Part of our company culture is that whenever we receive negative feedback or any constructive criticism, we do not just jump to the defensive (or if we do, we bring ourselves back to center before we react). I firmly believe that in every criticism, there is a grain of truth and something that we can learn from, do better at, and improve our process. Customers who take the time to give us feedback, even and maybe especially negative feedback, are actually giving us a gift. Even though it certainly doesn’t feel like it.

Now, I’ve thought about sending finished project photos in the past, but generally we just send them when a customer requests them. When we received this review, one of my first reactions was guilt for not implementing this long ago. But let bygones be bygones, all I can do is change it going forward.

I created an email template that:

1.       Lets customers know their project is complete (no matter how big or small),

2.       Attaches some job completion photos,

3.       Mentions nothing at all about payment,

4.       Asks them to contact us directly if they are not pleased with any aspect of the project,

5.       Asks them if they were pleased to leave us a review (I then I provided three links to leave us reviews at (Google, BBB, and Yelp!))

The first person we sent this email to with photos was the man who had left us the three-star review. His response? He was just so happy with our team and his final project and thank you so much. We were a bit puzzled.

I then directly emailed the customer, sincerely thanked him for his feedback, told him the changes I had implemented based on his feedback, and asked him kindly to consider changing his review. He has not responded to my email, nor has he changed his review. Yet I’ve reaped the reward, and that three-star review has yielded dividends.

The very next day one of our customers came into the office, beaming about his experience with us – from the crew to the roof to the staff in the office to his bottle of Roofer Chick Red wine – but especially his final photos he had received. He then left us a 5-star review.

Since then, we’ve gotten four more 5-star reviews from the email.

I pay a review company $750 a month to get us reviews because we have struggled so hard to get customers to give us reviews.

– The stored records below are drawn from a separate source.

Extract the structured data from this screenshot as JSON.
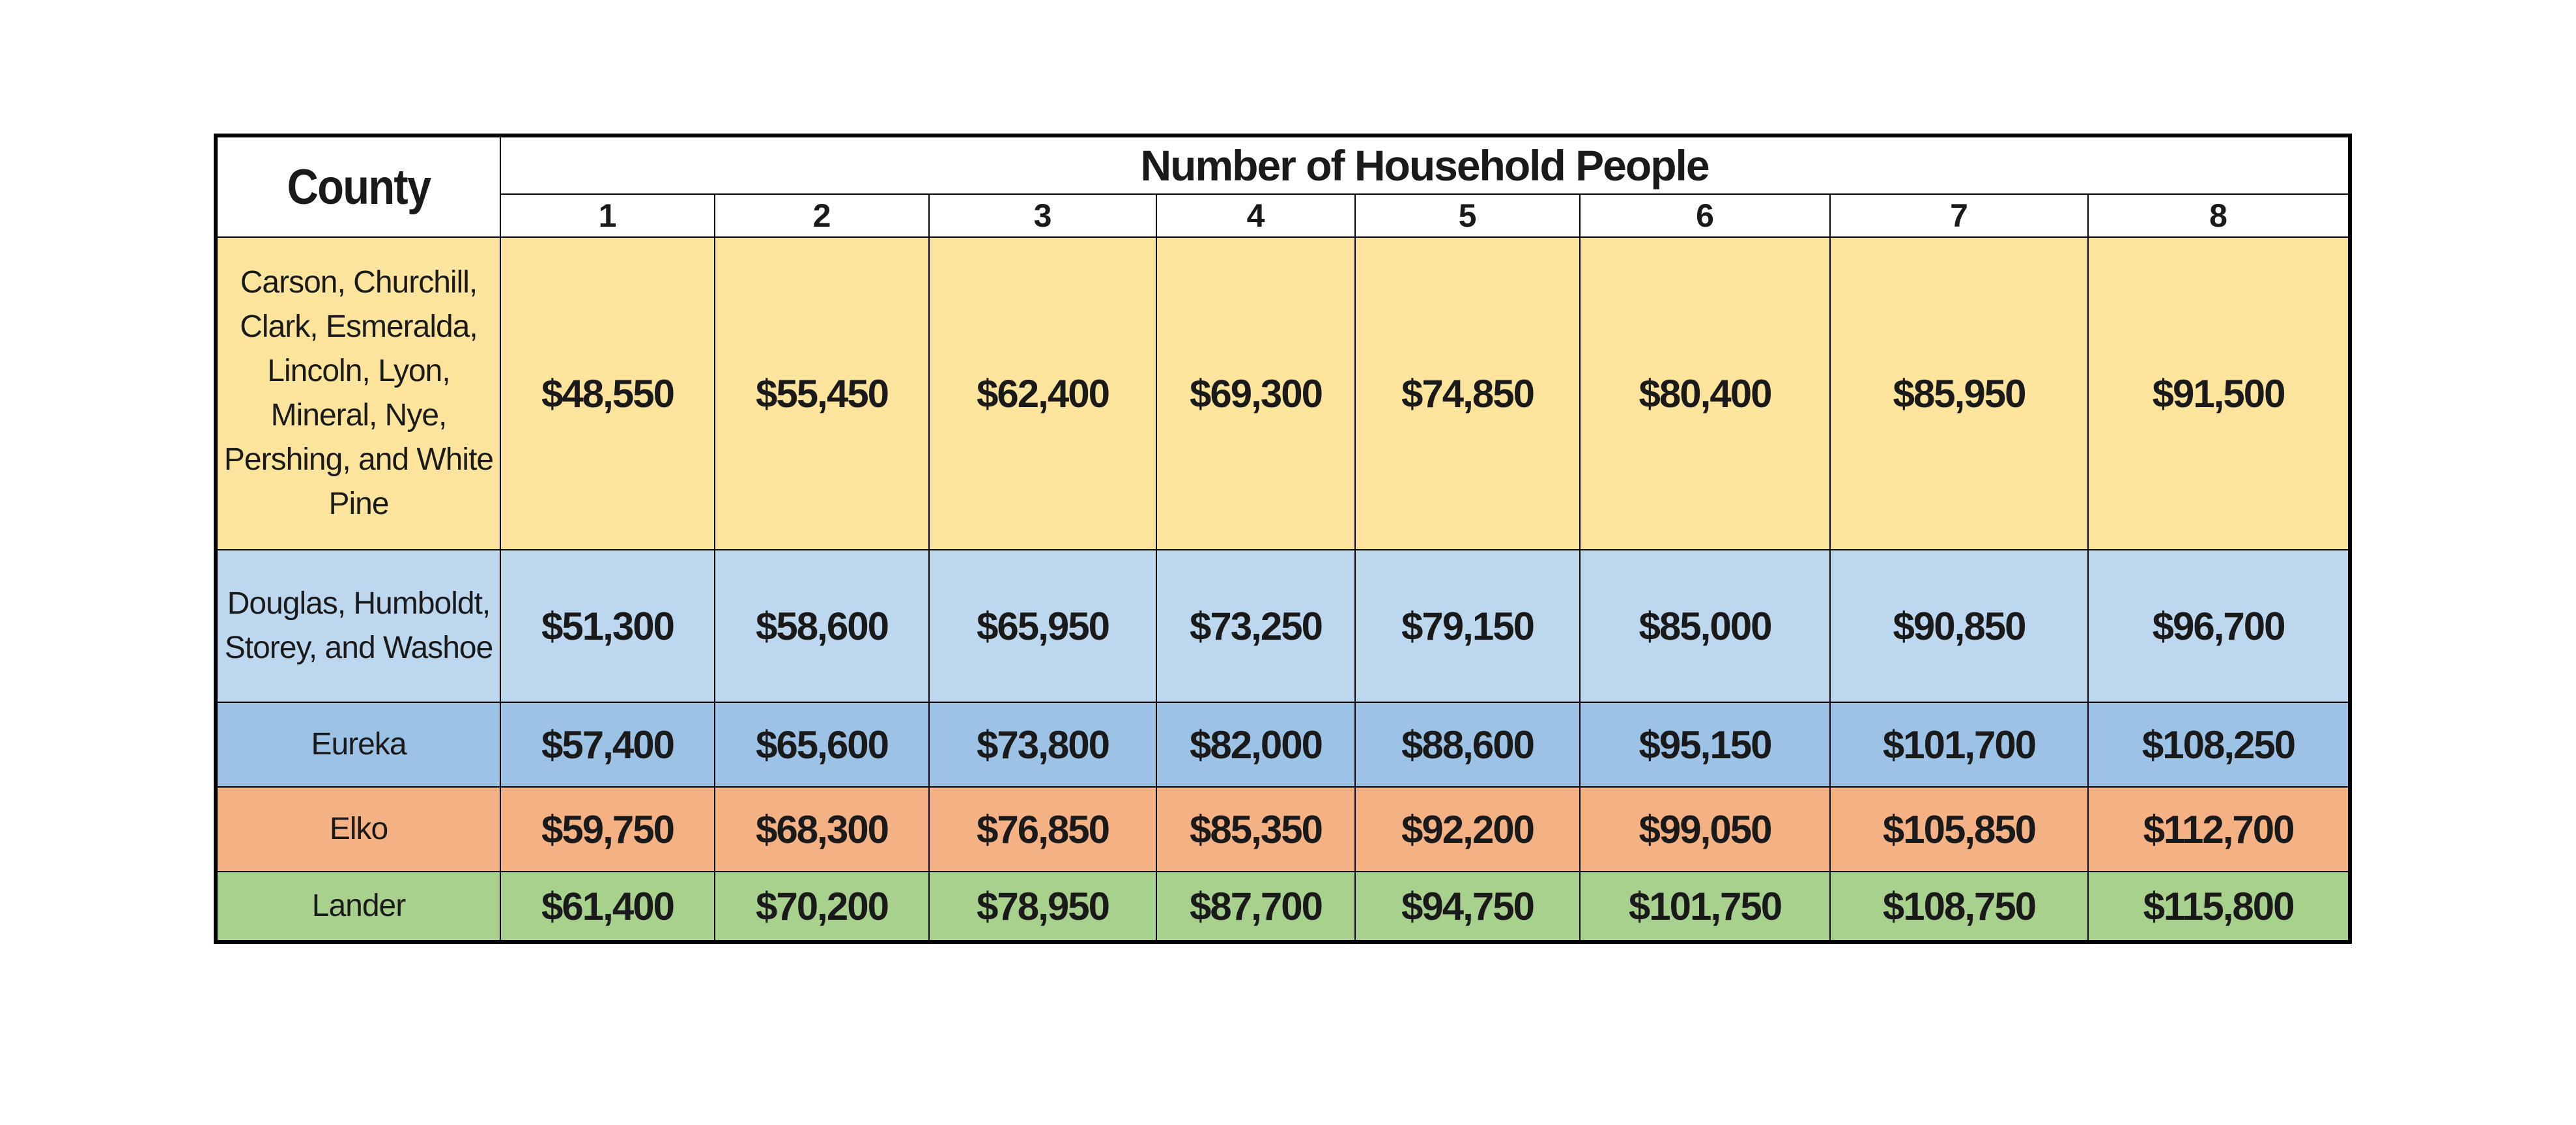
{
  "table": {
    "county_header": "County",
    "group_header": "Number of Household People",
    "household_sizes": [
      "1",
      "2",
      "3",
      "4",
      "5",
      "6",
      "7",
      "8"
    ],
    "rows": [
      {
        "county": "Carson, Churchill, Clark, Esmeralda, Lincoln, Lyon, Mineral, Nye, Pershing, and White Pine",
        "values": [
          "$48,550",
          "$55,450",
          "$62,400",
          "$69,300",
          "$74,850",
          "$80,400",
          "$85,950",
          "$91,500"
        ],
        "color": "#fde49c"
      },
      {
        "county": "Douglas, Humboldt, Storey, and Washoe",
        "values": [
          "$51,300",
          "$58,600",
          "$65,950",
          "$73,250",
          "$79,150",
          "$85,000",
          "$90,850",
          "$96,700"
        ],
        "color": "#bdd7ee"
      },
      {
        "county": "Eureka",
        "values": [
          "$57,400",
          "$65,600",
          "$73,800",
          "$82,000",
          "$88,600",
          "$95,150",
          "$101,700",
          "$108,250"
        ],
        "color": "#9cc2e5"
      },
      {
        "county": "Elko",
        "values": [
          "$59,750",
          "$68,300",
          "$76,850",
          "$85,350",
          "$92,200",
          "$99,050",
          "$105,850",
          "$112,700"
        ],
        "color": "#f4b183"
      },
      {
        "county": "Lander",
        "values": [
          "$61,400",
          "$70,200",
          "$78,950",
          "$87,700",
          "$94,750",
          "$101,750",
          "$108,750",
          "$115,800"
        ],
        "color": "#a9d18e"
      }
    ]
  }
}
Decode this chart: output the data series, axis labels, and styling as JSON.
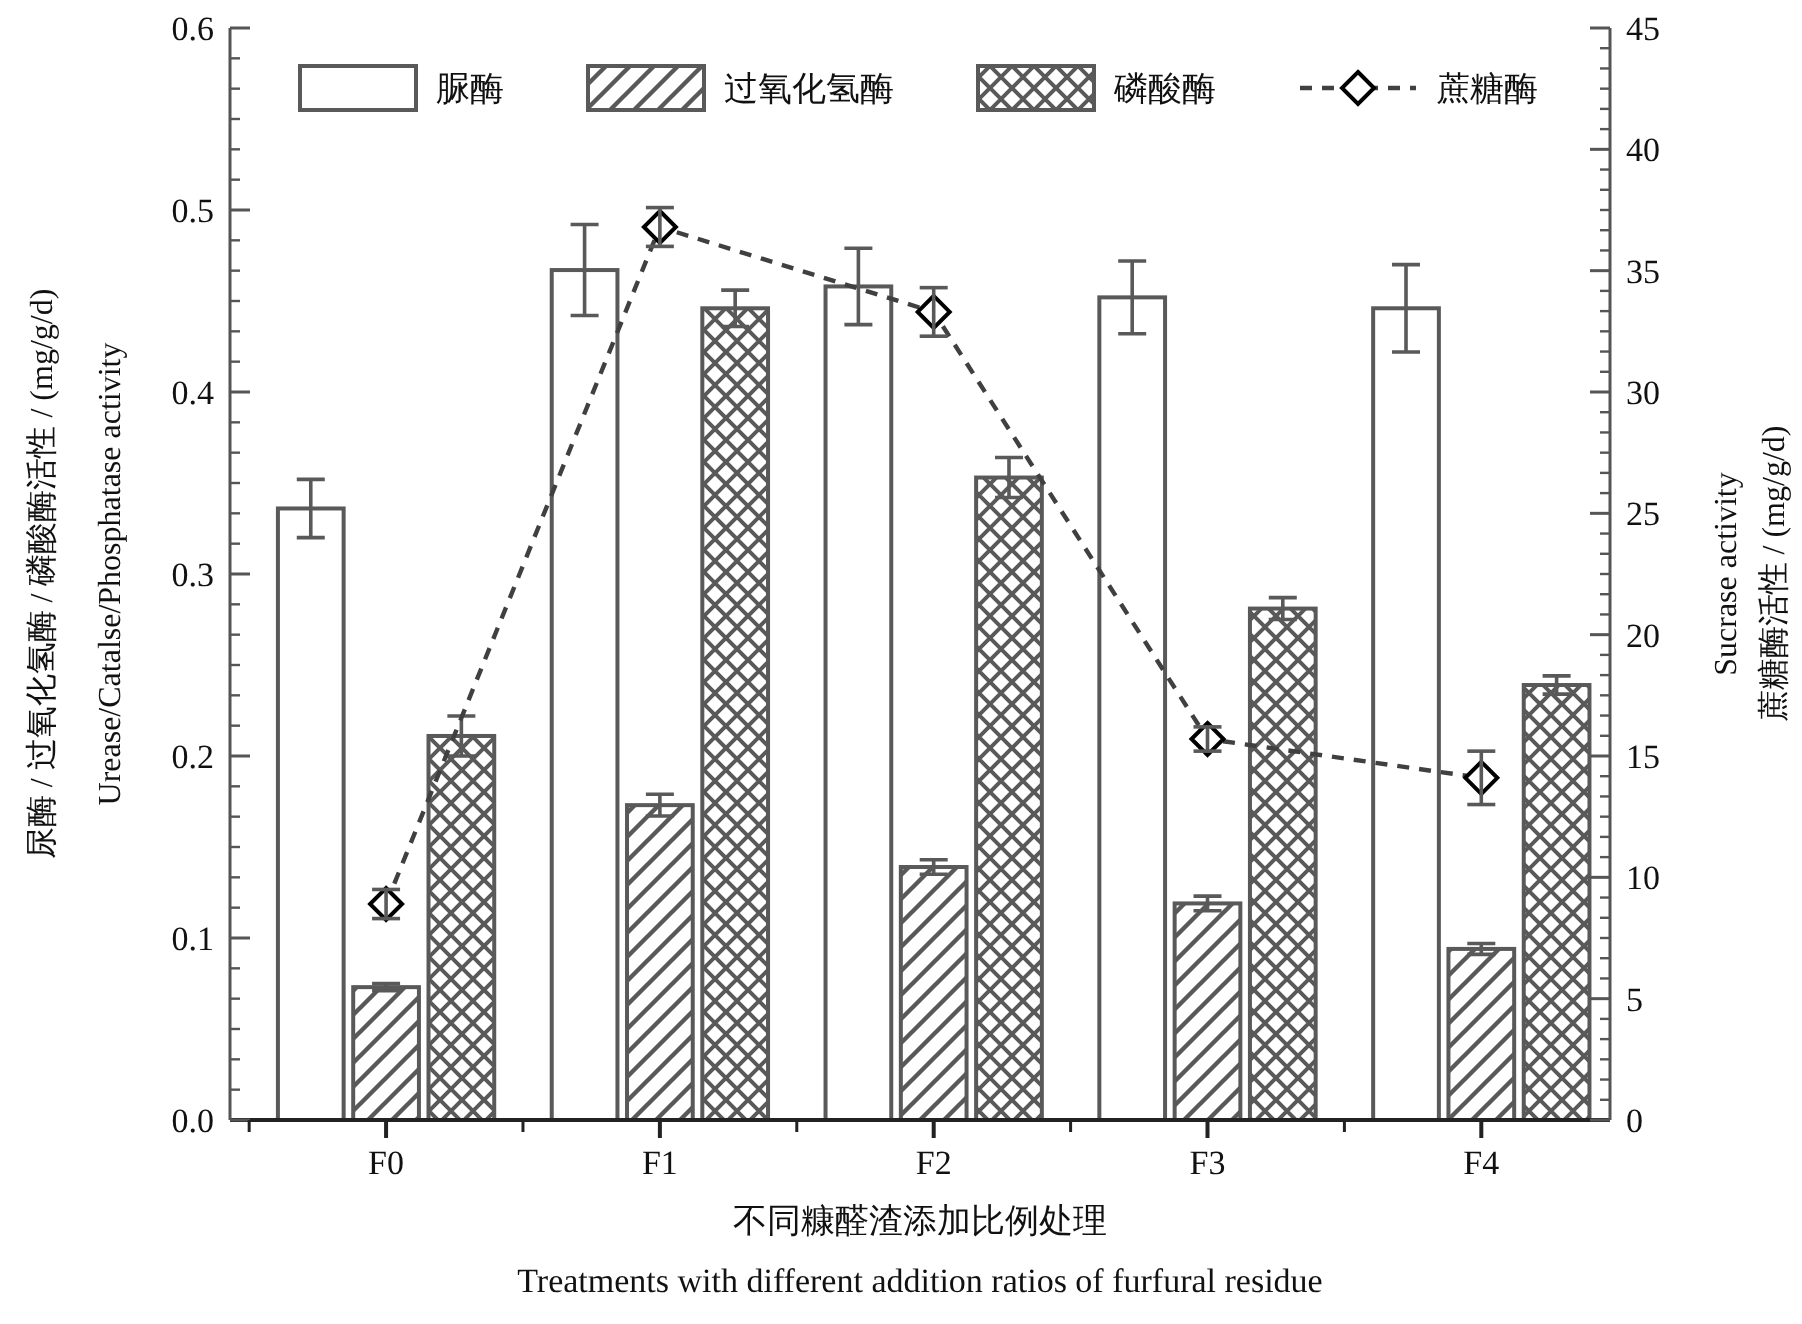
{
  "chart_data": {
    "type": "bar",
    "categories": [
      "F0",
      "F1",
      "F2",
      "F3",
      "F4"
    ],
    "xlabel": "不同糠醛渣添加比例处理\nTreatments with different addition ratios of furfural residue",
    "ylabel": "尿酶 / 过氧化氢酶 / 磷酸酶活性 / (mg/g/d)\nUrease/Catalse/Phosphatase activity",
    "y2label": "Sucrase activity\n蔗糖酶活性 / (mg/g/d)",
    "ylim": [
      0,
      0.6
    ],
    "yticks": [
      {
        "value": 0,
        "label": "0.0"
      },
      0.1,
      0.2,
      0.3,
      0.4,
      0.5,
      0.6
    ],
    "y2lim": [
      0,
      45
    ],
    "y2ticks": [
      0,
      5,
      10,
      15,
      20,
      25,
      30,
      35,
      40,
      45
    ],
    "legend": "top",
    "series": [
      {
        "name": "脲酶",
        "color": "#595959",
        "values": [
          0.336,
          0.467,
          0.458,
          0.452,
          0.446
        ],
        "errors": [
          0.016,
          0.025,
          0.021,
          0.02,
          0.024
        ]
      },
      {
        "name": "过氧化氢酶",
        "color": "#595959",
        "values": [
          0.073,
          0.173,
          0.139,
          0.119,
          0.094
        ],
        "errors": [
          0.002,
          0.006,
          0.004,
          0.004,
          0.003
        ]
      },
      {
        "name": "磷酸酶",
        "color": "#595959",
        "values": [
          0.211,
          0.446,
          0.353,
          0.281,
          0.239
        ],
        "errors": [
          0.011,
          0.01,
          0.011,
          0.006,
          0.005
        ]
      },
      {
        "name": "蔗糖酶",
        "type": "line",
        "axis": "y2",
        "marker": "diamond",
        "line_style": "dashed",
        "color": "#404040",
        "values": [
          8.9,
          36.8,
          33.3,
          15.7,
          14.1
        ],
        "errors": [
          0.6,
          0.8,
          1.0,
          0.5,
          1.1
        ]
      }
    ]
  }
}
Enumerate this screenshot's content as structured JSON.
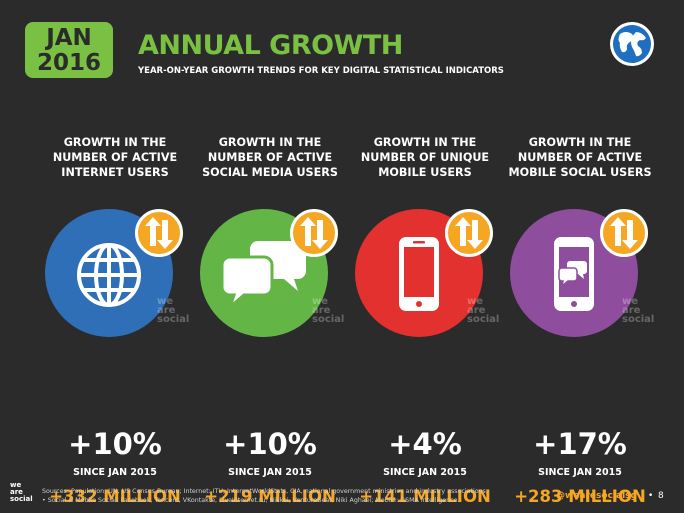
{
  "header": {
    "date_line1": "JAN",
    "date_line2": "2016",
    "title": "ANNUAL GROWTH",
    "subtitle": "YEAR-ON-YEAR GROWTH TRENDS FOR KEY DIGITAL STATISTICAL INDICATORS",
    "globe_icon": "globe-icon"
  },
  "colors": {
    "background": "#2b2b2b",
    "accent_green": "#7ac143",
    "accent_orange": "#f5a623",
    "blue": "#2f6fb8",
    "green": "#63b646",
    "red": "#e2312e",
    "purple": "#8f4d9d"
  },
  "watermark": {
    "line1": "we",
    "line2": "are",
    "line3": "social"
  },
  "indicators": [
    {
      "heading": [
        "GROWTH IN THE",
        "NUMBER OF ACTIVE",
        "INTERNET USERS"
      ],
      "icon": "globe-grid-icon",
      "color": "#2f6fb8",
      "percent": "+10%",
      "since": "SINCE JAN 2015",
      "absolute": "+332 MILLION"
    },
    {
      "heading": [
        "GROWTH IN THE",
        "NUMBER OF ACTIVE",
        "SOCIAL MEDIA USERS"
      ],
      "icon": "chat-bubbles-icon",
      "color": "#63b646",
      "percent": "+10%",
      "since": "SINCE JAN 2015",
      "absolute": "+219 MILLION"
    },
    {
      "heading": [
        "GROWTH IN THE",
        "NUMBER OF UNIQUE",
        "MOBILE USERS"
      ],
      "icon": "mobile-phone-icon",
      "color": "#e2312e",
      "percent": "+4%",
      "since": "SINCE JAN 2015",
      "absolute": "+141 MILLION"
    },
    {
      "heading": [
        "GROWTH IN THE",
        "NUMBER OF ACTIVE",
        "MOBILE SOCIAL USERS"
      ],
      "icon": "mobile-chat-icon",
      "color": "#8f4d9d",
      "percent": "+17%",
      "since": "SINCE JAN 2015",
      "absolute": "+283 MILLION"
    }
  ],
  "footer": {
    "logo_line1": "we",
    "logo_line2": "are",
    "logo_line3": "social",
    "sources_line1": "Sources: Population: UN, US Census Bureau; Internet: ITU, InternetWorldStats, CIA, national government ministries and industry associations;",
    "sources_line2": "• Social & Mobile Social: Facebook, Tencent, VKontakte, LiveInternet.ru, Nikkei, VentureBeat, Niki Aghaei; Mobile: GSMA Intelligence.",
    "handle": "@wearesocialsg",
    "separator": "•",
    "page": "8"
  }
}
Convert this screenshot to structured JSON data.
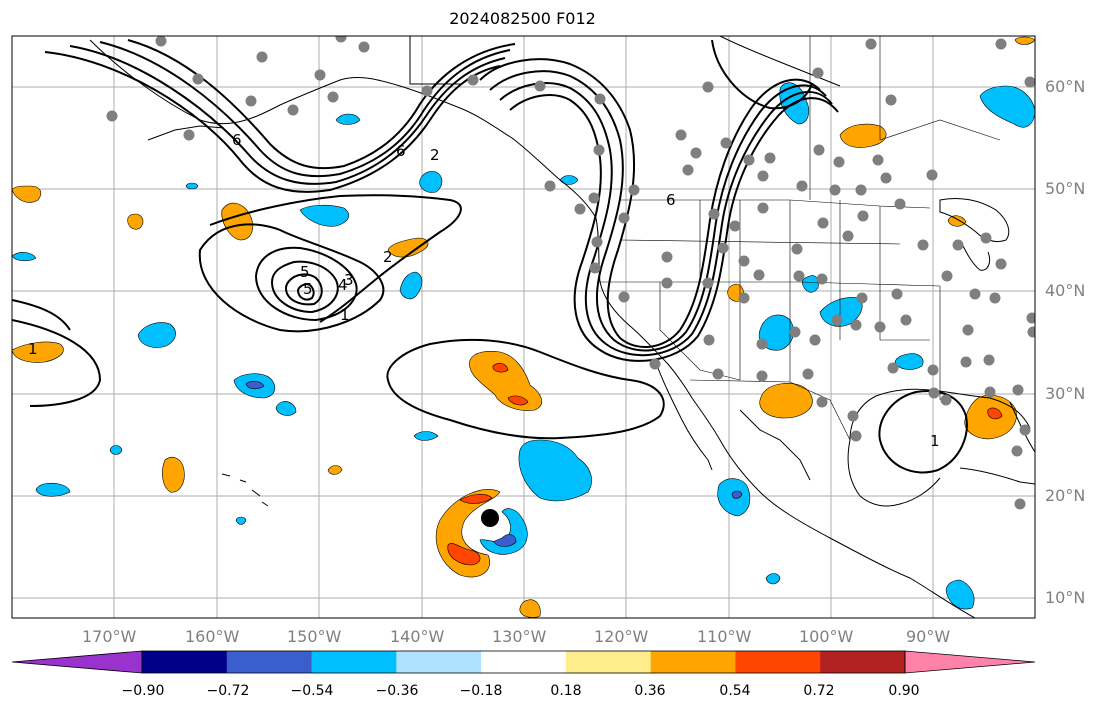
{
  "title": "2024082500 F012",
  "map": {
    "lon_range": [
      -180,
      -80
    ],
    "lat_range": [
      8,
      65
    ],
    "lat_labels": [
      "10°N",
      "20°N",
      "30°N",
      "40°N",
      "50°N",
      "60°N"
    ],
    "lon_labels": [
      "170°W",
      "160°W",
      "150°W",
      "140°W",
      "130°W",
      "120°W",
      "110°W",
      "100°W",
      "90°W"
    ],
    "contour_labels": [
      "6",
      "2",
      "6",
      "5",
      "5",
      "4",
      "3",
      "2",
      "1",
      "1",
      "6",
      "1"
    ],
    "colors": {
      "land_line": "#000000",
      "grid": "#999999",
      "station_dot": "#7f7f7f",
      "storm_center": "#000000"
    }
  },
  "colorbar": {
    "colors": [
      "#9a32cd",
      "#00008b",
      "#3a5fcd",
      "#00bfff",
      "#b0e2ff",
      "#ffffff",
      "#ffec8b",
      "#ffa500",
      "#ff4500",
      "#b22222",
      "#ff82ab"
    ],
    "labels": [
      "−0.90",
      "−0.72",
      "−0.54",
      "−0.36",
      "−0.18",
      "0.18",
      "0.36",
      "0.54",
      "0.72",
      "0.90"
    ]
  }
}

This review service gets us 5-8 reviews a month, and I’ve been pretty happy with those results. BUT LOOK – apparently, we just got taught how to fish. It’s magic!

If this is as effective as I think it is going to be, it’s going to save us $9,000 annually and generate more reviews than they are getting us!!! That 3-star review changed my life and is worth it’s own weight in gold.

I’ve never been so grateful to be graded as mediocre!